There was a time I was prepared to support Boris, yes, I knew he was a bit of a bounder, he lacked the command of detail but at least I thought he had a modicum of integrity. Indeed I was encouraged when he seemed to take the brakes off austerity and pledge to support the newly converted labour supporters of the Northern ‘red wall’.
After a bumbling start we have been overwhelmed with the Corvid-19 virus and it has been obvious from the outset that the PM has no grasp of detail at all. He might have got away with that had he delegated to his Cabinet colleagues, (not all the sharpest tacks in the box), but no, Boris has become an introverted shambles who relies on a small coterie of advisers none of whom were elected.
One of the great lessons of leadership is you can make mistakes but you cannot forfeit trust. Boris has scored a splendid hat-trick. He has mistrusted his technical (scientific advisors) he has not been decisive at all, he has bumbled and wasted time showing that he’s not so clever (one of his perceived electoral advantages), and now he has allowed Cummings to break his own advice and thus forfeit the trust of the whole community. He has proved to be one of the worst and inconsistent leaders of my lifetime.

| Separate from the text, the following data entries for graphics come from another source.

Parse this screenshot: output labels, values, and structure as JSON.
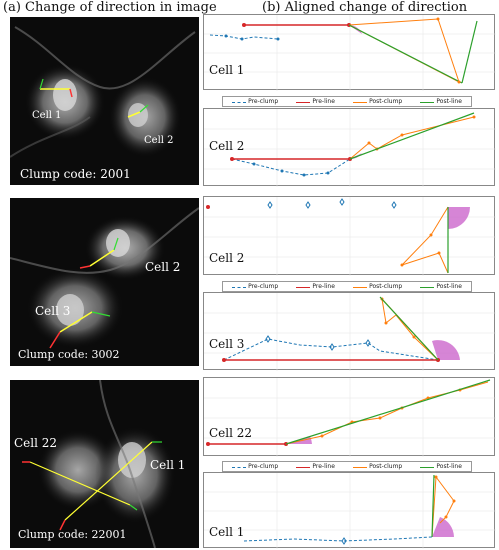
{
  "header": {
    "left": "(a) Change of direction in image",
    "right": "(b) Aligned change of direction"
  },
  "panels": [
    {
      "clump_code": "Clump code: 2001",
      "cell_labels": [
        "Cell 1",
        "Cell 2"
      ],
      "plots": [
        {
          "label": "Cell 1"
        },
        {
          "label": "Cell 2"
        }
      ]
    },
    {
      "clump_code": "Clump code: 3002",
      "cell_labels": [
        "Cell 2",
        "Cell 3"
      ],
      "plots": [
        {
          "label": "Cell 2"
        },
        {
          "label": "Cell 3"
        }
      ]
    },
    {
      "clump_code": "Clump code: 22001",
      "cell_labels": [
        "Cell 22",
        "Cell 1"
      ],
      "plots": [
        {
          "label": "Cell 22"
        },
        {
          "label": "Cell 1"
        }
      ]
    }
  ],
  "legend": {
    "items": [
      "Pre-clump",
      "Pre-line",
      "Post-clump",
      "Post-line"
    ]
  },
  "colors": {
    "pre_clump": "#1f77b4",
    "pre_line": "#d62728",
    "post_clump": "#ff7f0e",
    "post_line": "#2ca02c",
    "angle_fill": "#cc66cc"
  }
}
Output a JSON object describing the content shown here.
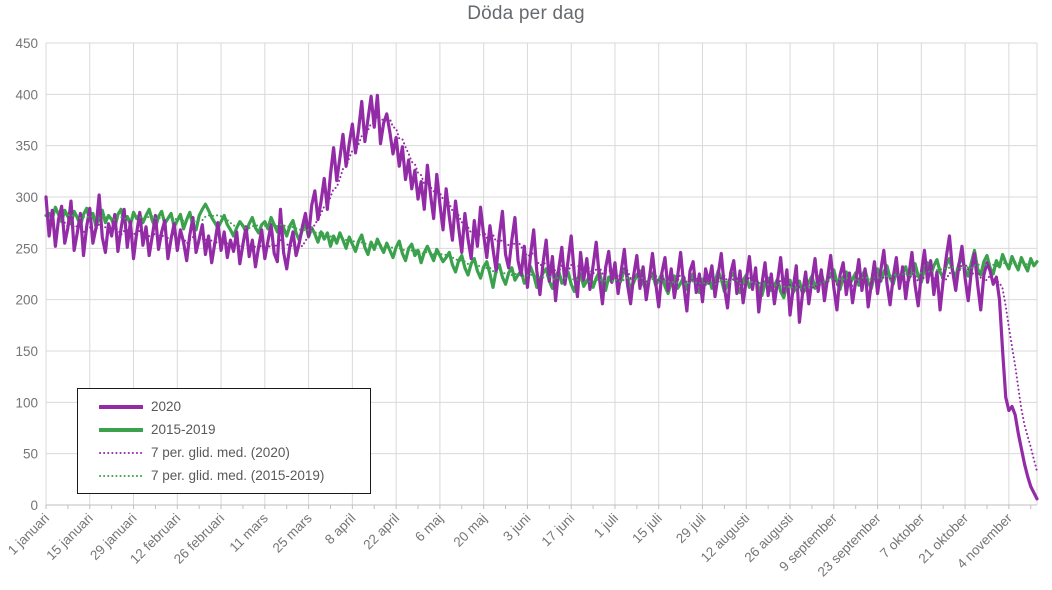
{
  "title": "Döda per dag",
  "theme": {
    "purple": "#932BA7",
    "green": "#3BA14D",
    "grid_color": "#D9D9D9",
    "axis_line_color": "#BFBFBF",
    "tick_label_color": "#757575",
    "title_color": "#666A6E",
    "legend_border_color": "#1A1A1A",
    "legend_text_color": "#595959",
    "background": "#FFFFFF"
  },
  "chart_data": {
    "type": "line",
    "title": "Döda per dag",
    "xlabel": "",
    "ylabel": "",
    "ylim": [
      0,
      450
    ],
    "y_ticks": [
      0,
      50,
      100,
      150,
      200,
      250,
      300,
      350,
      400,
      450
    ],
    "grid": true,
    "legend_position": "inside bottom-left",
    "x_unit": "daily, 1 januari – 13 november",
    "x_tick_labels": [
      "1 januari",
      "15 januari",
      "29 januari",
      "12 februari",
      "26 februari",
      "11 mars",
      "25 mars",
      "8 april",
      "22 april",
      "6 maj",
      "20 maj",
      "3 juni",
      "17 juni",
      "1 juli",
      "15 juli",
      "29 juli",
      "12 augusti",
      "26 augusti",
      "9 september",
      "23 september",
      "7 oktober",
      "21 oktober",
      "4 november"
    ],
    "x_tick_day_indices": [
      0,
      14,
      28,
      42,
      56,
      70,
      84,
      98,
      112,
      126,
      140,
      154,
      168,
      182,
      196,
      210,
      224,
      238,
      252,
      266,
      280,
      294,
      308
    ],
    "minor_tick_every_days": 7,
    "moving_average_window": 7,
    "series": [
      {
        "name": "2020",
        "style": "solid",
        "color": "#932BA7",
        "values": [
          300,
          262,
          287,
          252,
          278,
          291,
          255,
          270,
          296,
          248,
          265,
          284,
          243,
          271,
          289,
          255,
          270,
          302,
          261,
          246,
          274,
          262,
          283,
          247,
          269,
          288,
          251,
          276,
          240,
          265,
          285,
          253,
          271,
          243,
          262,
          282,
          249,
          266,
          277,
          240,
          259,
          274,
          248,
          268,
          256,
          238,
          263,
          280,
          246,
          259,
          273,
          244,
          262,
          236,
          255,
          275,
          248,
          266,
          241,
          258,
          247,
          266,
          235,
          254,
          271,
          242,
          258,
          232,
          251,
          268,
          240,
          257,
          273,
          245,
          237,
          288,
          246,
          230,
          252,
          266,
          243,
          255,
          271,
          284,
          262,
          292,
          306,
          278,
          296,
          318,
          288,
          322,
          348,
          316,
          338,
          361,
          330,
          352,
          371,
          343,
          366,
          393,
          354,
          376,
          398,
          368,
          399,
          352,
          372,
          381,
          363,
          342,
          358,
          330,
          349,
          317,
          336,
          308,
          326,
          298,
          315,
          288,
          331,
          302,
          279,
          322,
          293,
          268,
          308,
          281,
          258,
          296,
          270,
          246,
          284,
          259,
          240,
          277,
          252,
          290,
          263,
          241,
          272,
          249,
          228,
          262,
          286,
          244,
          231,
          258,
          280,
          238,
          224,
          252,
          212,
          244,
          268,
          228,
          205,
          236,
          258,
          218,
          242,
          199,
          230,
          251,
          215,
          238,
          262,
          225,
          203,
          246,
          219,
          240,
          210,
          233,
          256,
          222,
          196,
          231,
          247,
          217,
          236,
          206,
          228,
          249,
          215,
          196,
          224,
          243,
          211,
          232,
          200,
          221,
          245,
          217,
          193,
          226,
          241,
          209,
          230,
          202,
          222,
          246,
          214,
          189,
          228,
          237,
          207,
          225,
          198,
          230,
          216,
          233,
          203,
          224,
          245,
          212,
          192,
          226,
          238,
          206,
          228,
          197,
          219,
          242,
          210,
          231,
          188,
          215,
          236,
          204,
          225,
          196,
          218,
          241,
          207,
          229,
          185,
          211,
          233,
          178,
          206,
          227,
          196,
          219,
          240,
          208,
          229,
          199,
          221,
          243,
          212,
          190,
          224,
          236,
          205,
          226,
          197,
          218,
          239,
          209,
          230,
          193,
          215,
          237,
          206,
          228,
          248,
          216,
          195,
          222,
          241,
          211,
          232,
          201,
          224,
          246,
          214,
          194,
          226,
          248,
          217,
          238,
          205,
          227,
          190,
          219,
          242,
          262,
          228,
          209,
          233,
          252,
          221,
          199,
          228,
          245,
          215,
          190,
          224,
          236,
          228,
          215,
          222,
          200,
          150,
          105,
          92,
          96,
          88,
          70,
          55,
          40,
          28,
          18,
          12,
          6
        ]
      },
      {
        "name": "2015-2019",
        "style": "solid",
        "color": "#3BA14D",
        "values": [
          282,
          284,
          279,
          290,
          283,
          276,
          287,
          281,
          274,
          286,
          280,
          272,
          283,
          289,
          277,
          284,
          271,
          280,
          287,
          275,
          282,
          278,
          270,
          283,
          288,
          276,
          281,
          273,
          285,
          279,
          283,
          275,
          282,
          288,
          277,
          270,
          281,
          286,
          274,
          279,
          284,
          271,
          277,
          283,
          269,
          278,
          285,
          272,
          268,
          282,
          288,
          293,
          287,
          280,
          275,
          270,
          276,
          282,
          273,
          268,
          262,
          270,
          276,
          272,
          266,
          274,
          280,
          270,
          265,
          273,
          276,
          269,
          280,
          273,
          266,
          275,
          270,
          262,
          272,
          277,
          265,
          258,
          268,
          274,
          261,
          270,
          264,
          256,
          266,
          259,
          265,
          252,
          262,
          255,
          265,
          258,
          250,
          261,
          254,
          247,
          257,
          263,
          251,
          244,
          256,
          249,
          259,
          252,
          246,
          255,
          248,
          241,
          251,
          257,
          245,
          238,
          250,
          254,
          243,
          248,
          236,
          246,
          252,
          245,
          238,
          249,
          243,
          237,
          241,
          246,
          234,
          227,
          238,
          243,
          231,
          224,
          235,
          240,
          228,
          221,
          232,
          237,
          225,
          212,
          229,
          234,
          222,
          215,
          226,
          231,
          219,
          224,
          228,
          216,
          221,
          232,
          224,
          212,
          219,
          226,
          230,
          218,
          211,
          223,
          228,
          216,
          221,
          227,
          215,
          208,
          220,
          225,
          213,
          218,
          224,
          212,
          221,
          227,
          215,
          209,
          222,
          217,
          226,
          214,
          219,
          230,
          222,
          210,
          217,
          224,
          228,
          216,
          209,
          221,
          226,
          214,
          219,
          225,
          213,
          206,
          218,
          223,
          211,
          216,
          222,
          210,
          219,
          225,
          213,
          207,
          220,
          215,
          223,
          211,
          217,
          228,
          220,
          208,
          215,
          222,
          226,
          214,
          207,
          219,
          224,
          212,
          217,
          223,
          211,
          204,
          216,
          221,
          209,
          214,
          220,
          208,
          202,
          214,
          219,
          207,
          212,
          218,
          206,
          211,
          217,
          223,
          211,
          220,
          226,
          214,
          219,
          225,
          229,
          217,
          210,
          222,
          227,
          215,
          220,
          226,
          214,
          223,
          229,
          217,
          211,
          224,
          230,
          218,
          227,
          233,
          221,
          215,
          228,
          222,
          226,
          232,
          220,
          229,
          235,
          223,
          217,
          230,
          236,
          224,
          233,
          239,
          227,
          221,
          234,
          240,
          228,
          222,
          235,
          241,
          229,
          223,
          236,
          248,
          230,
          224,
          237,
          243,
          231,
          225,
          238,
          232,
          244,
          236,
          230,
          242,
          235,
          229,
          241,
          234,
          228,
          240,
          233,
          237
        ]
      },
      {
        "name": "7 per. glid. med. (2020)",
        "style": "dotted",
        "color": "#932BA7",
        "derived_from_series": 0,
        "window": 7
      },
      {
        "name": "7 per. glid. med. (2015-2019)",
        "style": "dotted",
        "color": "#3BA14D",
        "derived_from_series": 1,
        "window": 7
      }
    ]
  }
}
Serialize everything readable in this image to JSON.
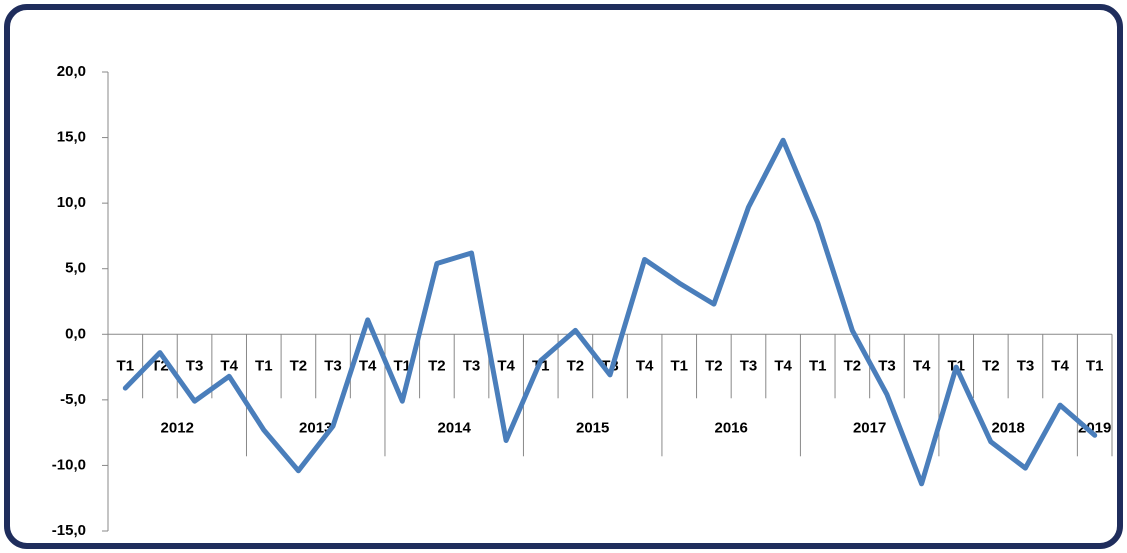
{
  "chart_data": {
    "type": "line",
    "categories": [
      "T1",
      "T2",
      "T3",
      "T4",
      "T1",
      "T2",
      "T3",
      "T4",
      "T1",
      "T2",
      "T3",
      "T4",
      "T1",
      "T2",
      "T3",
      "T4",
      "T1",
      "T2",
      "T3",
      "T4",
      "T1",
      "T2",
      "T3",
      "T4",
      "T1",
      "T2",
      "T3",
      "T4",
      "T1"
    ],
    "years": [
      "2012",
      "2013",
      "2014",
      "2015",
      "2016",
      "2017",
      "2018",
      "2019"
    ],
    "values": [
      -4.1,
      -1.4,
      -5.1,
      -3.2,
      -7.3,
      -10.4,
      -7.0,
      1.1,
      -5.1,
      5.4,
      6.2,
      -8.1,
      -2.0,
      0.3,
      -3.1,
      5.7,
      3.9,
      2.3,
      9.7,
      14.8,
      8.5,
      0.3,
      -4.6,
      -11.4,
      -2.5,
      -8.2,
      -10.2,
      -5.4,
      -7.7
    ],
    "color": "#4a7ebb",
    "ylim": [
      -15,
      20
    ],
    "yticks": [
      {
        "value": -15,
        "label": "-15,0"
      },
      {
        "value": -10,
        "label": "-10,0"
      },
      {
        "value": -5,
        "label": "-5,0"
      },
      {
        "value": 0,
        "label": "0,0"
      },
      {
        "value": 5,
        "label": "5,0"
      },
      {
        "value": 10,
        "label": "10,0"
      },
      {
        "value": 15,
        "label": "15,0"
      },
      {
        "value": 20,
        "label": "20,0"
      }
    ]
  }
}
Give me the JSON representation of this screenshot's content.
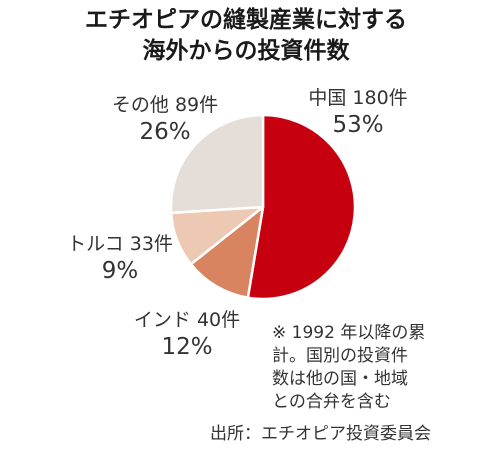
{
  "title_lines": [
    "エチオピアの縫製産業に対する",
    "海外からの投資件数"
  ],
  "chart_data": {
    "type": "pie",
    "title": "エチオピアの縫製産業に対する海外からの投資件数",
    "slices": [
      {
        "label": "中国",
        "count_text": "180件",
        "value": 180,
        "percent": 53,
        "pct_text": "53%",
        "color": "#c6000f"
      },
      {
        "label": "インド",
        "count_text": "40件",
        "value": 40,
        "percent": 12,
        "pct_text": "12%",
        "color": "#d98461"
      },
      {
        "label": "トルコ",
        "count_text": "33件",
        "value": 33,
        "percent": 9,
        "pct_text": "9%",
        "color": "#edc9b3"
      },
      {
        "label": "その他",
        "count_text": "89件",
        "value": 89,
        "percent": 26,
        "pct_text": "26%",
        "color": "#e5ddd7"
      }
    ]
  },
  "note_lines": [
    "※ 1992 年以降の累",
    "計。国別の投資件",
    "数は他の国・地域",
    "との合弁を含む"
  ],
  "source": "出所：エチオピア投資委員会"
}
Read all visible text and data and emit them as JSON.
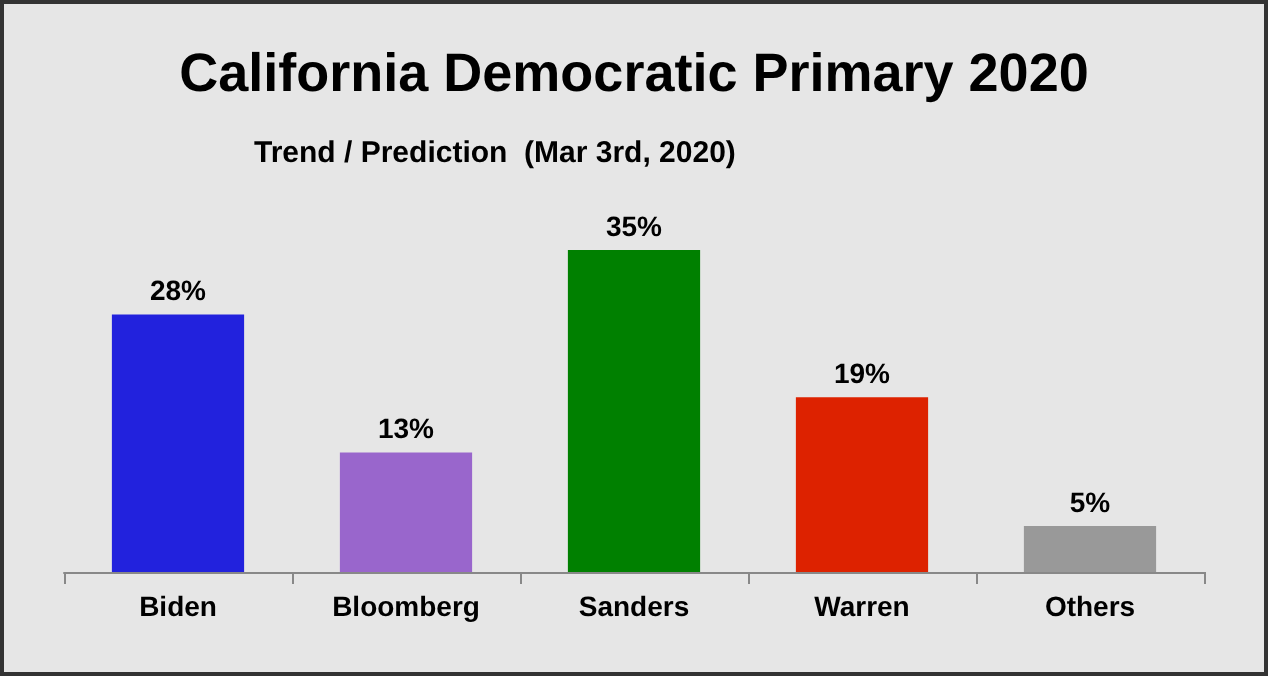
{
  "chart_data": {
    "type": "bar",
    "title": "California Democratic Primary 2020",
    "subtitle": "Trend / Prediction  (Mar 3rd, 2020)",
    "categories": [
      "Biden",
      "Bloomberg",
      "Sanders",
      "Warren",
      "Others"
    ],
    "values": [
      28,
      13,
      35,
      19,
      5
    ],
    "value_labels": [
      "28%",
      "13%",
      "35%",
      "19%",
      "5%"
    ],
    "colors": [
      "#2222dd",
      "#9966cc",
      "#008000",
      "#dd2200",
      "#999999"
    ]
  }
}
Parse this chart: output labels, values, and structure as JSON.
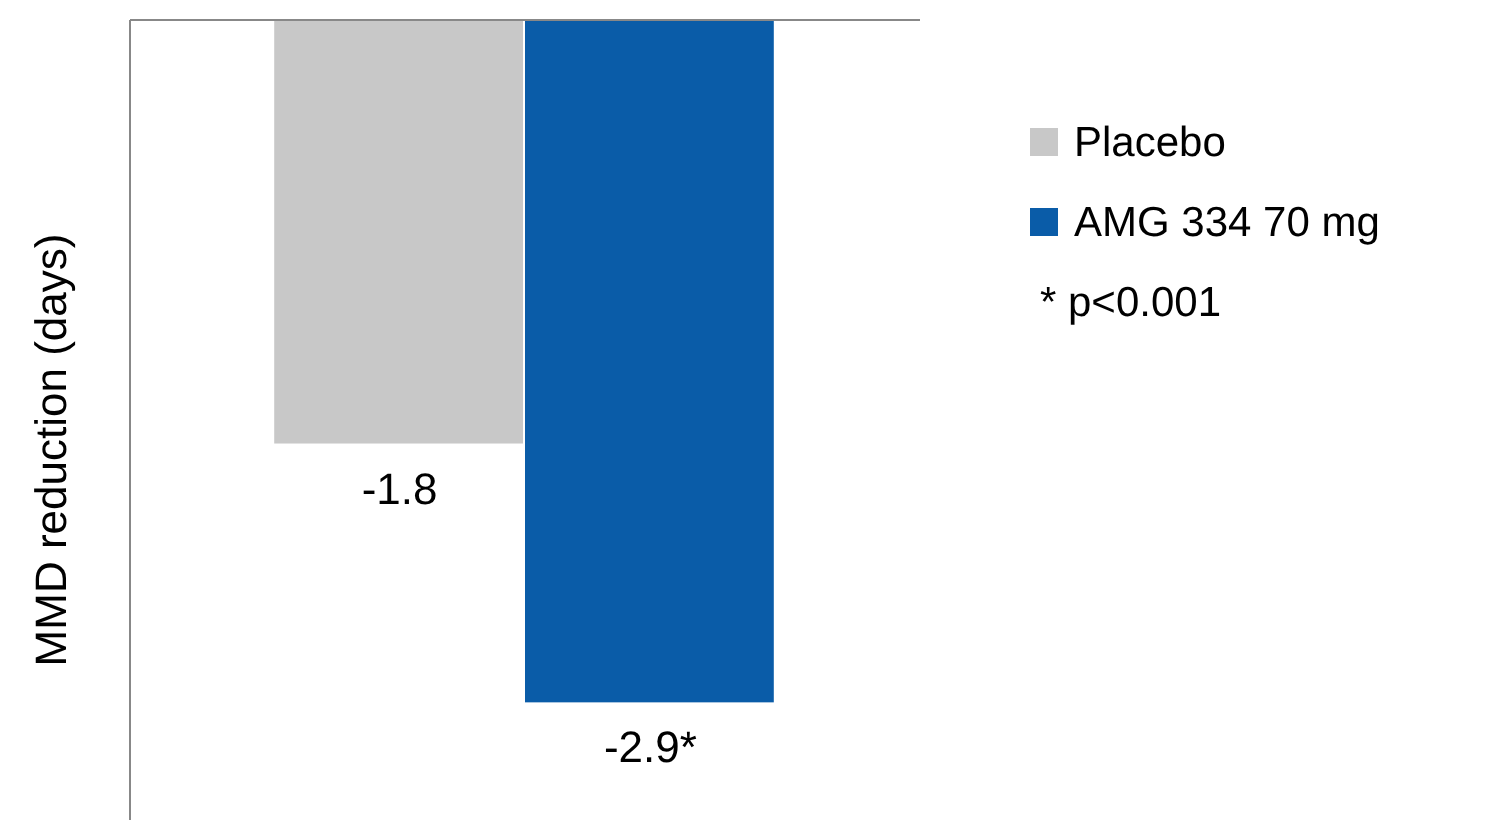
{
  "chart_data": {
    "type": "bar",
    "ylabel": "MMD reduction (days)",
    "categories": [
      null
    ],
    "series": [
      {
        "name": "Placebo",
        "color": "#c8c8c8",
        "values": [
          -1.8
        ],
        "value_labels": [
          "-1.8"
        ]
      },
      {
        "name": "AMG 334 70 mg",
        "color": "#0a5ca8",
        "values": [
          -2.9
        ],
        "value_labels": [
          "-2.9*"
        ]
      }
    ],
    "ylim": [
      -3.4,
      0
    ],
    "legend": "right",
    "annotations": [
      "* p<0.001"
    ]
  }
}
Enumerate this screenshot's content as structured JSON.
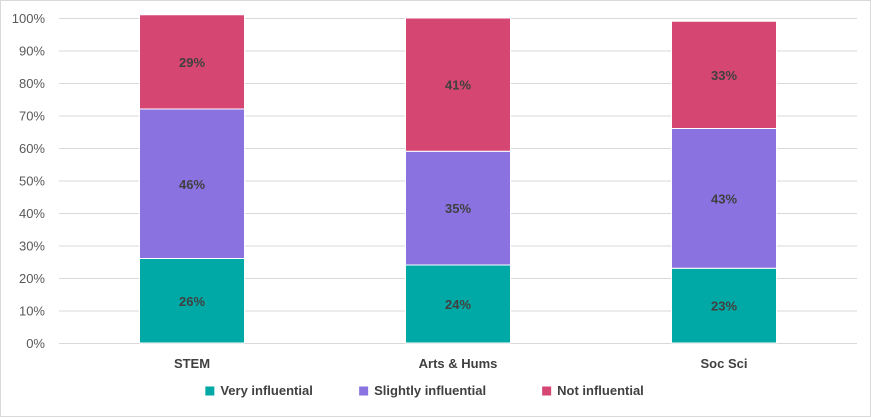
{
  "chart_data": {
    "type": "bar",
    "stacked": true,
    "title": "",
    "xlabel": "",
    "ylabel": "",
    "ylim": [
      0,
      100
    ],
    "yticks": [
      0,
      10,
      20,
      30,
      40,
      50,
      60,
      70,
      80,
      90,
      100
    ],
    "ytick_suffix": "%",
    "grid": true,
    "legend": "bottom",
    "categories": [
      "STEM",
      "Arts & Hums",
      "Soc Sci"
    ],
    "series": [
      {
        "name": "Very influential",
        "color": "#00a9a5",
        "values": [
          26,
          24,
          23
        ],
        "labels": [
          "26%",
          "24%",
          "23%"
        ]
      },
      {
        "name": "Slightly influential",
        "color": "#8a72e0",
        "values": [
          46,
          35,
          43
        ],
        "labels": [
          "46%",
          "35%",
          "43%"
        ]
      },
      {
        "name": "Not influential",
        "color": "#d64672",
        "values": [
          29,
          41,
          33
        ],
        "labels": [
          "29%",
          "41%",
          "33%"
        ]
      }
    ]
  }
}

It beggars belief that he has let slip the great good will with which he entered Downing Street. Yes, of course, the pandemic is exceedingly difficult to manage, but nonetheless British democracy is based on an elected representative parliamentary democracy. Boris has undermined this in very short order.
Why are these special advisers like Cummings allowed to dictate Government policy and then allowed to flout it? I see no other reason than weak untrustworthy leadership. I do not like, one bit, the combination of Trump-like judgement and Xi like dictatorship in our British way of life.